Perché i petrolieri temono più Uber dell'auto elettrica
Il car sharing potrebbe rappresentare una seria minaccia per i produttori di auto e per le compagnie petrolifere, riducendo la quota di mezzi privati in circolazione

La vera minaccia per i petrolieri non è rappresentata dall’auto elettrica o dalle energie rinnovabili, ma dalle società di car sharing e mobilità condivisa come Uber. A dirlo non sono i tassisti ma il maggior produttore di petrolio al mondo, la compagnia saudita Saudi Aramco. In un’intervista al 'Financial Times' il ceo del gruppo, Amin Nasser, spiega come i servizi di condivisione di viaggio rappresentino un motivo di “maggiore preoccupazione” nell’immediato. Le vendite e la diffusione dell’auto elettrica cresceranno rapidamente ma per gli anni a venire conteranno ancora poco e rappresenteranno, secondo le stime del gruppo saudita, il 10-20% del parco circolante entro il 2040 “nella più ottimistica delle ipotesi”.
"L'uso di auto elettriche crescerà. Non abbiamo nessun dubbio al riguardo", ha detto Nasser "ma allo stesso tempo bisogna essere realisti". L'Iea stima che ci saranno 50 milioni di veicoli elettrici sulle strade entro il 2025 e quasi 300 milioni entro il 2040 dai quasi 2 milioni attuali. A fronte di tale crescita, la domanda globale di petrolio scenderà del 2%.
Gli investitori sono già al lavoro per capire gli effetti reali e finanziari della mobilità elettrica sui produttori di petrolio e in particolare sul colosso saudita che dovrebbe quotarsi in Borsa il prossimo anno.
Lo "spettro" del car sharing
Ma Yasser Mufti, Executive Director of Business Development del gruppo, è convinto che il car sharing sia un “motivo maggiore di preoccupazione nell'immediato più dei veicoli elettrici privati”. "Sono pronto a scommettere che il car sharing sia un fenomeno molto più avanzato" dell’auto elettrica. Per Mutfi infatti "ci sono almeno due decenni di crescita del petrolio nell'intero settore dei trasporti”.

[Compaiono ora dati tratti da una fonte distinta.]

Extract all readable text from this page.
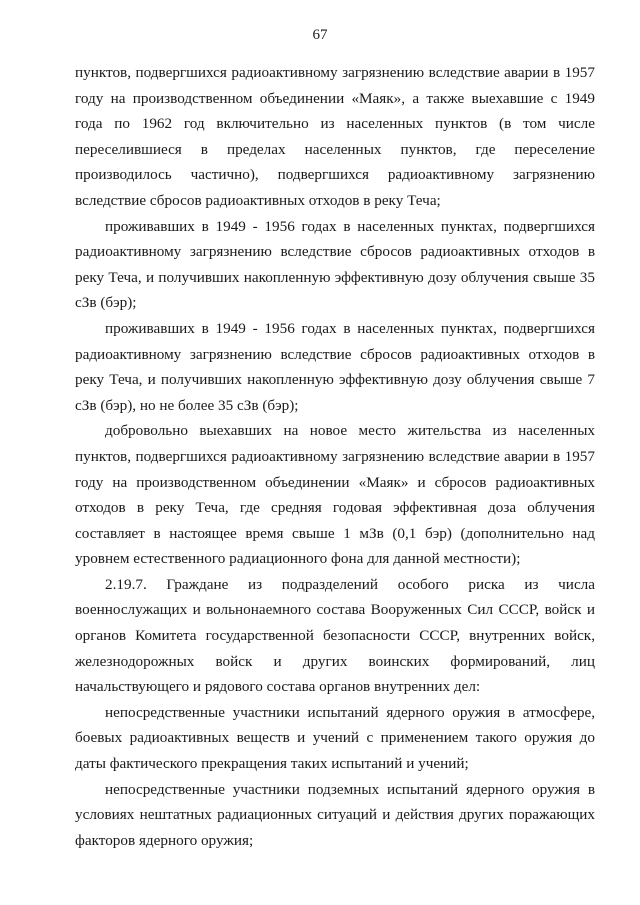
67

пунктов, подвергшихся радиоактивному загрязнению вследствие аварии в 1957 году на производственном объединении «Маяк», а также выехавшие с 1949 года по 1962 год включительно из населенных пунктов (в том числе переселившиеся в пределах населенных пунктов, где переселение производилось частично), подвергшихся радиоактивному загрязнению вследствие сбросов радиоактивных отходов в реку Теча;

проживавших в 1949 - 1956 годах в населенных пунктах, подвергшихся радиоактивному загрязнению вследствие сбросов радиоактивных отходов в реку Теча, и получивших накопленную эффективную дозу облучения свыше 35 сЗв (бэр);

проживавших в 1949 - 1956 годах в населенных пунктах, подвергшихся радиоактивному загрязнению вследствие сбросов радиоактивных отходов в реку Теча, и получивших накопленную эффективную дозу облучения свыше 7 сЗв (бэр), но не более 35 сЗв (бэр);

добровольно выехавших на новое место жительства из населенных пунктов, подвергшихся радиоактивному загрязнению вследствие аварии в 1957 году на производственном объединении «Маяк» и сбросов радиоактивных отходов в реку Теча, где средняя годовая эффективная доза облучения составляет в настоящее время свыше 1 мЗв (0,1 бэр) (дополнительно над уровнем естественного радиационного фона для данной местности);

2.19.7. Граждане из подразделений особого риска из числа военнослужащих и вольнонаемного состава Вооруженных Сил СССР, войск и органов Комитета государственной безопасности СССР, внутренних войск, железнодорожных войск и других воинских формирований, лиц начальствующего и рядового состава органов внутренних дел:

непосредственные участники испытаний ядерного оружия в атмосфере, боевых радиоактивных веществ и учений с применением такого оружия до даты фактического прекращения таких испытаний и учений;

непосредственные участники подземных испытаний ядерного оружия в условиях нештатных радиационных ситуаций и действия других поражающих факторов ядерного оружия;
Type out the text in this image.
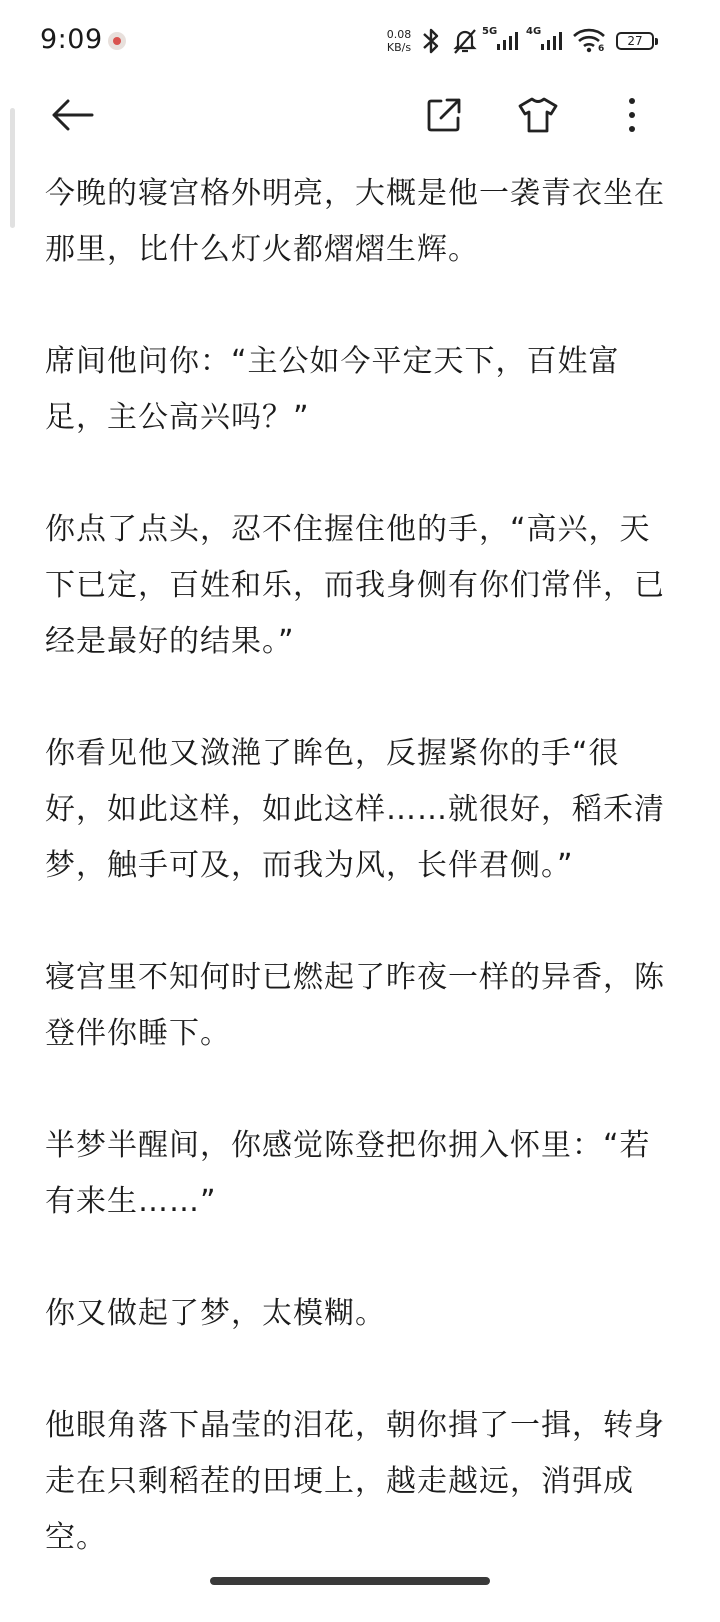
9:09	0.08
KB/s
5G	4G
6
27

今晚的寝宫格外明亮，大概是他一袭青衣坐在那里，比什么灯火都熠熠生辉。

席间他问你：“主公如今平定天下，百姓富足，主公高兴吗？”

你点了点头，忍不住握住他的手，“高兴，天下已定，百姓和乐，而我身侧有你们常伴，已经是最好的结果。”

你看见他又潋滟了眸色，反握紧你的手“很好，如此这样，如此这样……就很好，稻禾清梦，触手可及，而我为风，长伴君侧。”

寝宫里不知何时已燃起了昨夜一样的异香，陈登伴你睡下。

半梦半醒间，你感觉陈登把你拥入怀里：“若有来生……”

你又做起了梦，太模糊。

他眼角落下晶莹的泪花，朝你揖了一揖，转身走在只剩稻茬的田埂上，越走越远，消弭成空。
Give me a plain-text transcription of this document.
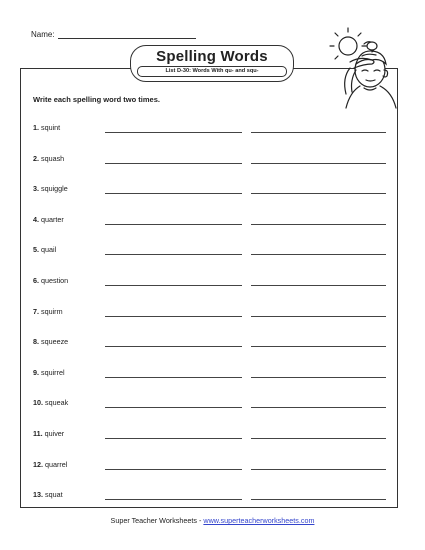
Name:
Spelling Words
List D-30: Words With qu- and squ-
Write each spelling word two times.
1. squint
2. squash
3. squiggle
4. quarter
5. quail
6. question
7. squirm
8. squeeze
9. squirrel
10. squeak
11. quiver
12. quarrel
13. squat
Super Teacher Worksheets - www.superteacherworksheets.com
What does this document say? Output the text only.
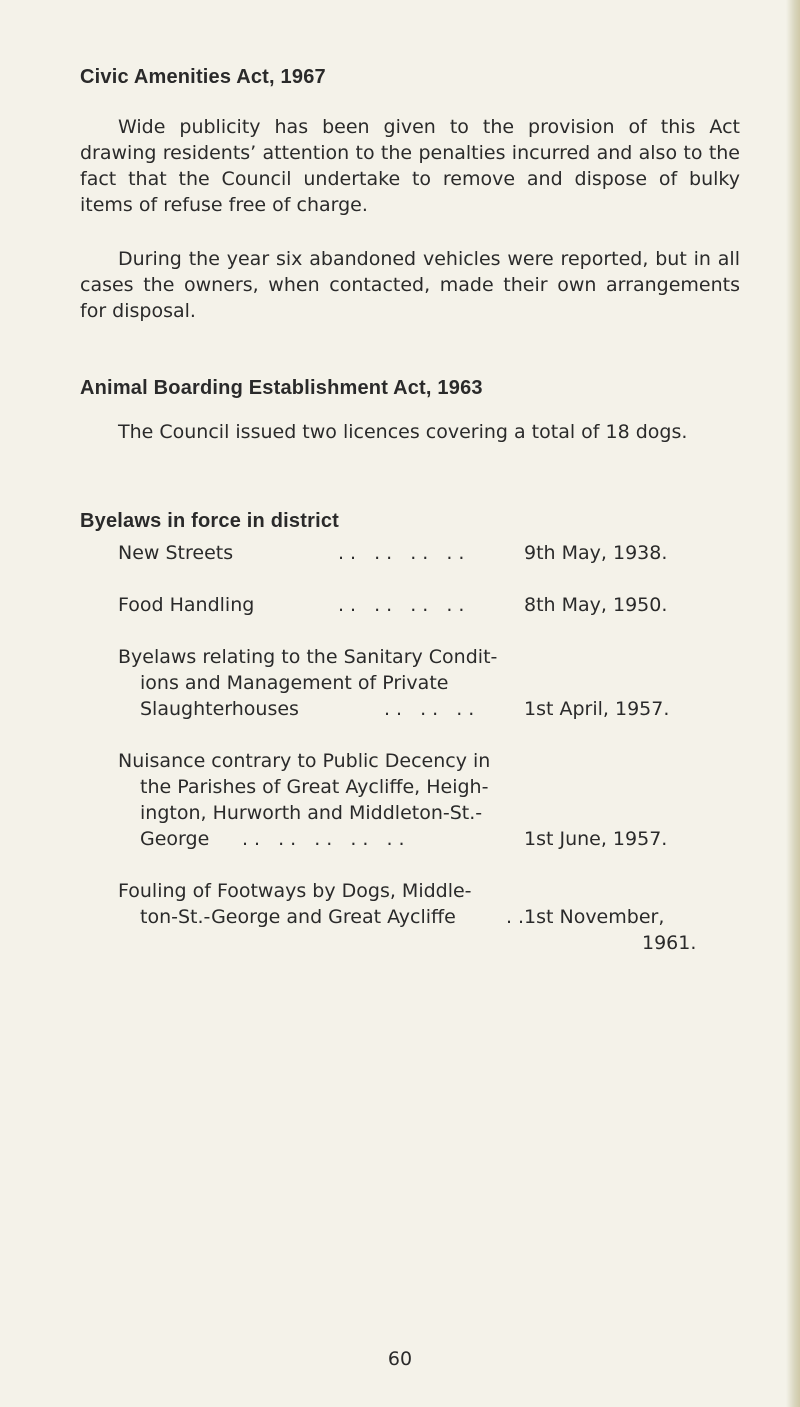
Civic Amenities Act, 1967

Wide publicity has been given to the provision of this Act drawing residents’ attention to the penalties incurred and also to the fact that the Council undertake to remove and dispose of bulky items of refuse free of charge.

During the year six abandoned vehicles were reported, but in all cases the owners, when contacted, made their own arrangements for disposal.

Animal Boarding Establishment Act, 1963

The Council issued two licences covering a total of 18 dogs.

Byelaws in force in district
New Streets	.. .. .. ..	9th May, 1938.
Food Handling	.. .. .. ..	8th May, 1950.
Byelaws relating to the Sanitary Condit-
ions and Management of Private
Slaughterhouses	.. .. .. 1st April, 1957.
Nuisance contrary to Public Decency in
the Parishes of Great Aycliffe, Heigh-
ington, Hurworth and Middleton-St.-
George	.. .. .. .. ..	1st June, 1957.
Fouling of Footways by Dogs, Middle-
ton-St.-George and Great Aycliffe	..
1st November,
1961.
60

Uber e i suoi rivali hanno già causato danni ai tradizionali operatori di taxi in giro per il mondo e nel futuro il car sharing potrebbe rappresentare una seria minaccia per i produttori di auto e per le compagnie petrolifere, riducendo la quota di auto private possedute e rendendo il trasporto più efficiente.
Per questo, spiega Mufti, Saudi Aramco "sta guardando all'intera catena di valore della mobilità per investire e riposizionarsi” in risposta al cambiamento repentino della mobilità. "Stiamo studiando l'intera faccenda”, spiega. Proprio per non farsi prendere in contropiede, il Fondo sovrano saudita ha annunciato lo scorso anno un investimento di 3,5 miliardi di dollari per comprarsi il 5% di Uber, la società statunitense presente ormai in quasi tutto il mondo (più di 700 città e 84 paesi).
Il passaggio all'utilizzo dell'auto condivisa solleva domande sul futuro della vendita di carburanti tra i produttori di petrolio. Tra le novità allo studio ci potrebbe essere un cambio del modello di business. Invece di vendere benzina o elettricità al consumatore, Saudi Aramco sta studiando la possibilità di cedere il carburante direttamente all’operatore di car sharing.
"Ci saranno molte occasioni interessanti da cercare nelle diverse parti della catena del valore", sottolinea Mufti. Uno degli schemi di accordo a cui si pensa prevede la partecipazione della compagnia energetica a una parte dei ricavi della società di car sharing in cambio della fornitura di carburante. Il petrolio comunque non andrà in pensione molto presto, scommettono a Riad. Saudi Aramco ritiene infatti che la domanda di carburanti tradizionali nei paesi in via di sviluppo sia destinata ad aumentare alla luce della forte crescita demografica e della diffusione della ricchezza. "In quei Paesi la classe media aumenterà e vorrà modelli di vita moderni. Causando una crescita della domanda di energia", assicura Nasser.